Я вывожу округлые буквы — и они мне нравятся. И кажется, что я ни от кого не отрекалась. Что это не мне пришлось снова выбирать между легким и правильным. Экспекто… Впрочем, нет, не надо. Дремлющий во мне серебристый заяц прядает ушами, дергает лапой и улыбается во сне.

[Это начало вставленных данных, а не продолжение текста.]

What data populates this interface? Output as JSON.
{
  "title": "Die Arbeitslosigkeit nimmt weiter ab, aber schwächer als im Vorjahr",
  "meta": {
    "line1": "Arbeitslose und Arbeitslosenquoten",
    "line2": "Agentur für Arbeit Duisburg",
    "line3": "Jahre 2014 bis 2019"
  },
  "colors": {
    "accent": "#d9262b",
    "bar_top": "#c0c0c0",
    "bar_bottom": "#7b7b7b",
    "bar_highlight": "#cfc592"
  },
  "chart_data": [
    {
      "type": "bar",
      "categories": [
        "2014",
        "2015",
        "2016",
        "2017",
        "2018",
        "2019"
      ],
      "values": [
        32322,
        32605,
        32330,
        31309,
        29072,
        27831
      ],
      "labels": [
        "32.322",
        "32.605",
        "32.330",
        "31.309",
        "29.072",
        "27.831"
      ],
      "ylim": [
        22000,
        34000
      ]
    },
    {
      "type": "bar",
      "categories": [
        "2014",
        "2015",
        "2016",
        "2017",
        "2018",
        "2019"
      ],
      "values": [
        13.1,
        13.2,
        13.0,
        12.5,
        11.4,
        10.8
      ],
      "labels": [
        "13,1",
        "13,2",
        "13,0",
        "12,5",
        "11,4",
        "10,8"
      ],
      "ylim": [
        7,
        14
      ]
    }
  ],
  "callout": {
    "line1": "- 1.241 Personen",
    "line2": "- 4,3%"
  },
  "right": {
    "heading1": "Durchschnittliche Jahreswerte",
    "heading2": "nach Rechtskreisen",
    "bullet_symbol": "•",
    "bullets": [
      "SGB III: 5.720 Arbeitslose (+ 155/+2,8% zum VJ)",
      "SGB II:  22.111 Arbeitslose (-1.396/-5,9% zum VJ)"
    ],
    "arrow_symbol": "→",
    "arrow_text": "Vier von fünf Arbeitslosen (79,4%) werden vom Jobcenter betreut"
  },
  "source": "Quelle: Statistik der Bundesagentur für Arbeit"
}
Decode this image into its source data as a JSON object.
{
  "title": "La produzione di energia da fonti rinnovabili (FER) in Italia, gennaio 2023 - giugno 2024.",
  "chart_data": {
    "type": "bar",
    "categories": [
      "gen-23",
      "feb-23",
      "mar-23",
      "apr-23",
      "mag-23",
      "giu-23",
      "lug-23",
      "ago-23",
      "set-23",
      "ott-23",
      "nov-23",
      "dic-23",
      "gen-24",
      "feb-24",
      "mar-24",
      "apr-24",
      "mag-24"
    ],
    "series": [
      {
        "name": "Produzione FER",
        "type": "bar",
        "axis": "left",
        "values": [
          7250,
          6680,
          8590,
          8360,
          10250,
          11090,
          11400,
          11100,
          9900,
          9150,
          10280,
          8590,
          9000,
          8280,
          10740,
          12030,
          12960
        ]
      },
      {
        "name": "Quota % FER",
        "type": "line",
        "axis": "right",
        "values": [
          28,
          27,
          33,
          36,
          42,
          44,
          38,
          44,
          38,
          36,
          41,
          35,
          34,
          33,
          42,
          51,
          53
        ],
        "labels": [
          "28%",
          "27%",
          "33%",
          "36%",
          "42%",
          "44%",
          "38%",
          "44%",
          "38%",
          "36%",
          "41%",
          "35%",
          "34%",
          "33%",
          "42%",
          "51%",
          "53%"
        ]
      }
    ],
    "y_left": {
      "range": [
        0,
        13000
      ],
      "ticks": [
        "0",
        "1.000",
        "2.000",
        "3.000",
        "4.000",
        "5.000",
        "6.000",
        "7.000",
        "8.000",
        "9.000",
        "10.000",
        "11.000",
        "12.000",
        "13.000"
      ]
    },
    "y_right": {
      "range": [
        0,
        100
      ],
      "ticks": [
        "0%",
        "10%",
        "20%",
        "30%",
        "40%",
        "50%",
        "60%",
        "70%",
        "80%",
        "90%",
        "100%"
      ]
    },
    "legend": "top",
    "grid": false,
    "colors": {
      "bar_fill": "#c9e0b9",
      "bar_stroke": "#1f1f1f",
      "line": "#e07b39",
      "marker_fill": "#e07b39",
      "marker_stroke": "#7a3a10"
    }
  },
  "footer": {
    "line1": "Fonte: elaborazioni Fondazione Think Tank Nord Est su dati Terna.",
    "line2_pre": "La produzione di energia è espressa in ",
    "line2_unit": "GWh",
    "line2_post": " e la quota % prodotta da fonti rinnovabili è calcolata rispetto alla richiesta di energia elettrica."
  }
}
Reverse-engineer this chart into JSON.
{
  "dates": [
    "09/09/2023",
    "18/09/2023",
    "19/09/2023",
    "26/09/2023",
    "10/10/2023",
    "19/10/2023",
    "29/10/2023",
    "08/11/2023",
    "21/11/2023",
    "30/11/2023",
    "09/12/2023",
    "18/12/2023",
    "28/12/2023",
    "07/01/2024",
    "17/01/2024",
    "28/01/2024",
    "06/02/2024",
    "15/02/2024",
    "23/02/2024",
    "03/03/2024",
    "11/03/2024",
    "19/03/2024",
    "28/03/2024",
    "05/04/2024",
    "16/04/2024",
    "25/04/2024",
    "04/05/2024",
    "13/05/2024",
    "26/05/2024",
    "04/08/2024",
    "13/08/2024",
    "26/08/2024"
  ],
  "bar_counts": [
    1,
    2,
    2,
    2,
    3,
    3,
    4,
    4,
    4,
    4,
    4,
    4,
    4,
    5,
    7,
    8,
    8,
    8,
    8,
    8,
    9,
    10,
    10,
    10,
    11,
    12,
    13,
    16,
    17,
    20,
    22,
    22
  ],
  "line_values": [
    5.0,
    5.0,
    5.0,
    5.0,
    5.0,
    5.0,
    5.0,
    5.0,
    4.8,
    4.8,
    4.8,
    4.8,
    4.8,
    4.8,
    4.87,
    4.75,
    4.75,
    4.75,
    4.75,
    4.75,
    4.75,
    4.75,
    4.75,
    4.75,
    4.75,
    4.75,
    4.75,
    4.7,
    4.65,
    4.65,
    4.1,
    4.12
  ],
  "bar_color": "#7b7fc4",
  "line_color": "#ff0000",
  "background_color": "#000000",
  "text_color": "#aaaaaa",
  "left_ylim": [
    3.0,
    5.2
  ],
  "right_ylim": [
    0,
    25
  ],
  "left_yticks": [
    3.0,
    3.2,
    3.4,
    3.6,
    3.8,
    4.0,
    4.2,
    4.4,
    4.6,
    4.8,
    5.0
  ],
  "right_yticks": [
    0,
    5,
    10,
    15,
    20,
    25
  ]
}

Глава опубликована: 22.04.2015

Глава 9

 


* * *


Четвертая страница "Пророка". Раздел официальных объявлений. "Школа чародейства и волшебства Хогвартс приглашает на работу опытного специалиста по зельеварению. Обязанности: преподавательская, административная и практическая деятельность. Полный пансион, индивидуальный график. Обращаться к директору, Минерве МакГонагалл".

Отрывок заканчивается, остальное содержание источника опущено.